Over the past decade, cost engineering has become crucial in the automotive industry, ensuring transparent and efficient pricing, benefiting both buyers and suppliers.
Over the past decade, cost engineering has become a critical function within major automotive companies and their suppliers. This shift marks a departure from earlier practices where tenders were issued without setting target prices, leading to uncertainties about the justification of quoted prices and potential savings. Today, cost engineering departments ensure greater transparency and efficiency in pricing, offering significant benefits to both buyers and suppliers.
The primary objective of cost engineering is to calculate target prices (Greenfield pricing) for components. These target prices are then compared with supplier quotations (Brownfield pricing) to evaluate their justification.

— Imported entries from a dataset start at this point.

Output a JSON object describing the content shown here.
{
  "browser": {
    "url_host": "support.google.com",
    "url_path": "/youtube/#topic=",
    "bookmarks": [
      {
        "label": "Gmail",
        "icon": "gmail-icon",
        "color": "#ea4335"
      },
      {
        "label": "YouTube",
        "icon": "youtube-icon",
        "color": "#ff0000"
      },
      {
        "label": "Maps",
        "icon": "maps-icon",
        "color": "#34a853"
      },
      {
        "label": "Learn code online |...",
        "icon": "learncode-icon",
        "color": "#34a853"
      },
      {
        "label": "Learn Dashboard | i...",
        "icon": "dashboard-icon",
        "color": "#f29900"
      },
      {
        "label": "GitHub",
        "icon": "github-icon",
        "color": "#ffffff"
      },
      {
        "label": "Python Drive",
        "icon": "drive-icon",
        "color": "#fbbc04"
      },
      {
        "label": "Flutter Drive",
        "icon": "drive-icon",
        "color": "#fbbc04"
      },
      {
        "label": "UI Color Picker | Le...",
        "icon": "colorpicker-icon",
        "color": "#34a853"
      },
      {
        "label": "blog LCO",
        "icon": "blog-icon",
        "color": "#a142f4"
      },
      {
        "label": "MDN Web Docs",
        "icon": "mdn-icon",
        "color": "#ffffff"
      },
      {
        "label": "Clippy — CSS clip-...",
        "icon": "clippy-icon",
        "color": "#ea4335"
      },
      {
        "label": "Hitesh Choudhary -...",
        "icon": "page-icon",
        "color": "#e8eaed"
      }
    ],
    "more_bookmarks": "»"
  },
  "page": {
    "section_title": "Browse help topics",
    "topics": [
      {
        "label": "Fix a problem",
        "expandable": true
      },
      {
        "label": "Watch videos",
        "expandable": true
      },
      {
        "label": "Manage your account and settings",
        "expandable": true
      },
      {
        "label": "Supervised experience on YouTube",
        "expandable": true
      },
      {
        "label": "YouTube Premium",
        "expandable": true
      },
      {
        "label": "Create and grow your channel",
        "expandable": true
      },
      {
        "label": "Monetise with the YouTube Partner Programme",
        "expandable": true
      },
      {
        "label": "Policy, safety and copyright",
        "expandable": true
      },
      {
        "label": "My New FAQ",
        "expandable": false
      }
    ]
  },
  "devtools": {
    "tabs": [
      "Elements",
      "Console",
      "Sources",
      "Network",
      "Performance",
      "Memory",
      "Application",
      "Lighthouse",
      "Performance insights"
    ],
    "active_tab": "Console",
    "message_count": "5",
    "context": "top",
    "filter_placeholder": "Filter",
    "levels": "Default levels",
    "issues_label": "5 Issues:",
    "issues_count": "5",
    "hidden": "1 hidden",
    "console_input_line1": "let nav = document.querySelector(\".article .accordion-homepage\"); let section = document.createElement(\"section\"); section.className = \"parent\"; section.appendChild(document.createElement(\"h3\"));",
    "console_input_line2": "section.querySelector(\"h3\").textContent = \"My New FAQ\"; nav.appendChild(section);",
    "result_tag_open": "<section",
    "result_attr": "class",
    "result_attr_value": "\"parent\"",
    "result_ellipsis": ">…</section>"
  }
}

A justified price typically includes realistic manufacturing costs plus a fair margin for the supplier. This process prevents suppliers from including unnecessary costs and ensures that cost-saving opportunities are identified without demanding unreasonable changes in production processes.
For standard components, the purchasing power lies with the buyer, supported by their cost accounting. However, for specialized components, where patents or unique manufacturing processes are involved, the negotiating power shifts towards the suppliers, allowing them to enforce their pricing more effectively.
Cost engineers determine the optimal cost structure for manufacturing components at a Greenfield site, based on the lowest Total Landed Cost (TLC) and the best technology concept.
By dissecting both their own and competitors' products, companies can uncover potential savings. However, it's crucial to recognize that not all identified savings can be realised, due to patents and proprietary processes.
Since 80% of a component's costs are fixed post-development, integrating cost engineering early in the development process is vital. This integration can prompt product adaptations that result in cost savings.
Value engineering compares the added value for customers with the resources used or the price. This ensures that higher costs are justified by the value they add, which varies by market segment (e.g., sports cars vs. small cars).
Quality control plays a crucial role in supplier selection. Once a supplier is integrated, changing them can be costly and time-consuming, which enhances the supplier's negotiating power.
The financial stability of suppliers is critical. Automotive companies have sometimes had to support struggling suppliers to avoid disruptions.
Suppliers must continually update their processes to stay competitive. This can be costly and cause delays, affecting integration and efficiency. Ensuring suppliers keep pace with technology is crucial.
Cost engineering is a powerful tool in the automotive industry, fostering transparency and driving cost efficiency. By leveraging detailed cost calculations and early integration into the development process, companies can optimise their pricing strategies, ensuring fair and justified prices while maintaining quality and reliability.